The situation in Western Austria (especially Tyrol and Vorarlberg) must be viewed in a somewhat different manner, as there exists a greater dependence on tourism than in the rest of the country. After losses in spring 2020, the summer was very successful for the dairy industry and the losses could be partially compensated. However, as there was hardly any tourism in the winter, large losses were recorded again. Western Austrian dairies suffered sales losses of approximately 25% in 2020; small cheese dairies with their own sales, which are very focused on tourists, lost up to 75% of their sales. Private storage was hardly used, as the warehouses are mostly filled with long-maturing cheeses (Expert interview 5, 2020).

Overall, the Austrian dairy industry was able to cope well with the upheavals caused by the COVID-19 pandemic, the system proved to be stable, and the supply chains worked. Broadly positioned dairies that offer different products and supply different segments managed the crisis more easily than dairies with greater specialisation.

The BPMN approach showed that the dairy supply chain is very complex, and especially, the processes of milking and milk processing consist of many individual process steps. However, the low number of required processing locations shows that milk is a locally produced product, which is also related to its high perishability and the need for quick processing.

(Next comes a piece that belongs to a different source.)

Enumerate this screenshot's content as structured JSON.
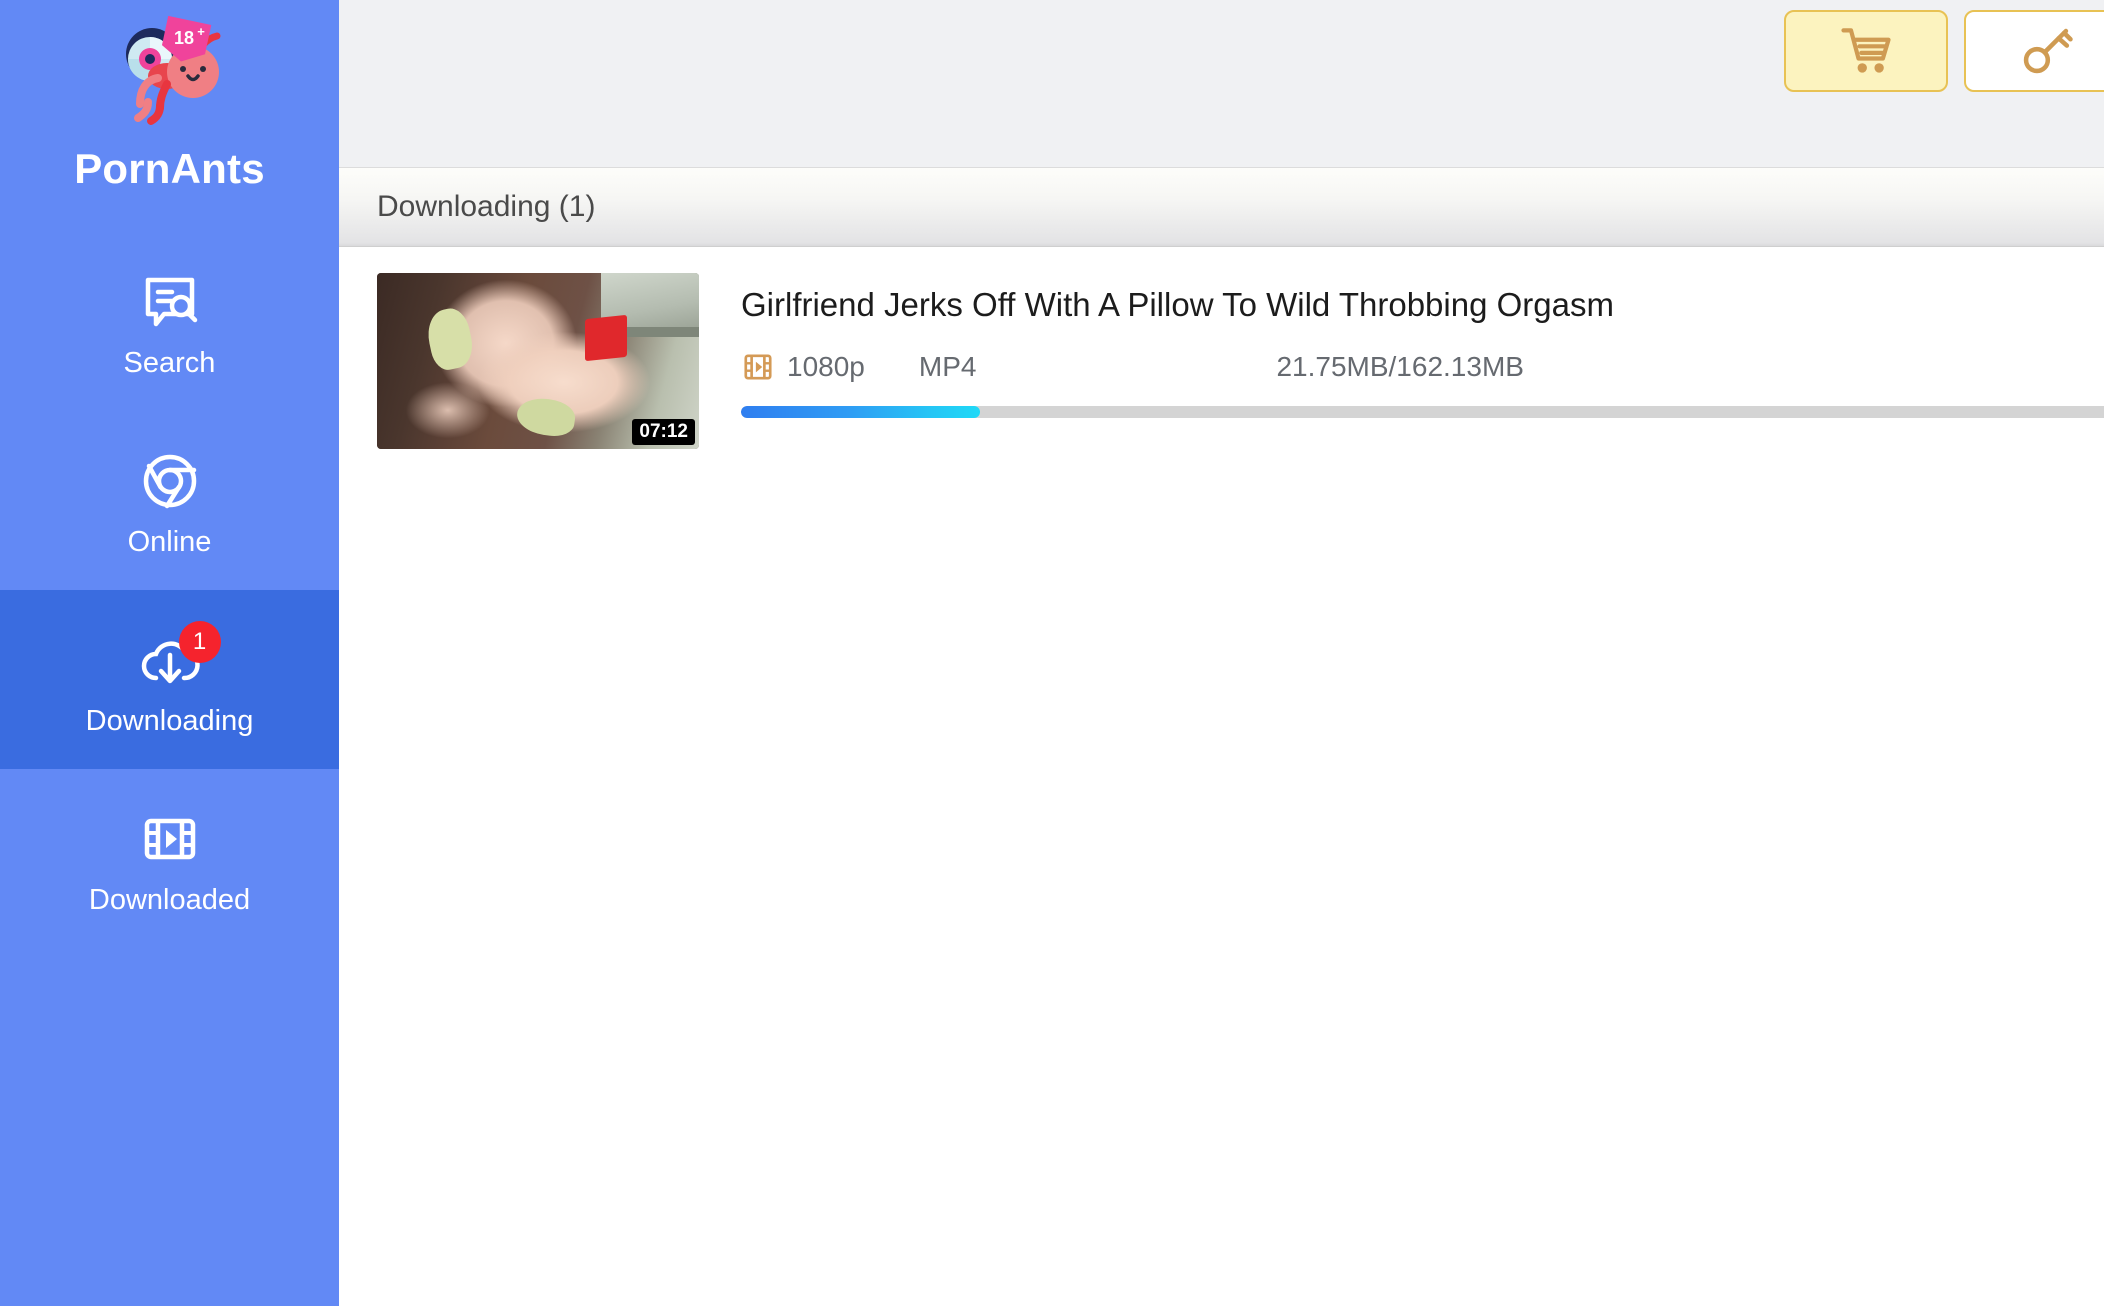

As it can be seen in the CLD, self-influencing effects can emerge with regard to packaging material and dairy staff. These two points are, therefore, important determining factors. In expert interviews, the supply of packaging material was also mentioned as a critical point, as the market on the supplier side is very small. The assessment of dairy personnel as a neuralgic point could also be confirmed; dairy specialists are in demand and apprentice positions are available.

In order to mitigate the effects of a pandemic, various considerations can be made on the basis of the CLD. For example, if there is not enough processed milk, policy makers could consider increasing the extent of the shutdown; this means drawing a negative link from dairy production quantity to the extent of shutdown. A balancing loop between dairy production quantity, extent of shutdown, raw milk demand, and raw milk gap would emerge. The consequences would be a positive effect on human health, for example, and thus on staff in various categories. However, one must also bear in mind that an increased shutdown can have a negative impact due to border closures.

Another link that could be drawn is a positive link between available dairy products and human health, where several feedback loops would emerge. However, the foundation causing the link is rather small. Thus, we refrained from drawing the link.

As shown previously, in 2020, the milk volume in Austria remained relatively stable. The sales problems with the slaughter of dairy cattle were also manageable. However, the dependencies of the underlying system, as presented in the CLD, were present and were also shown to a moderate extent in the use case.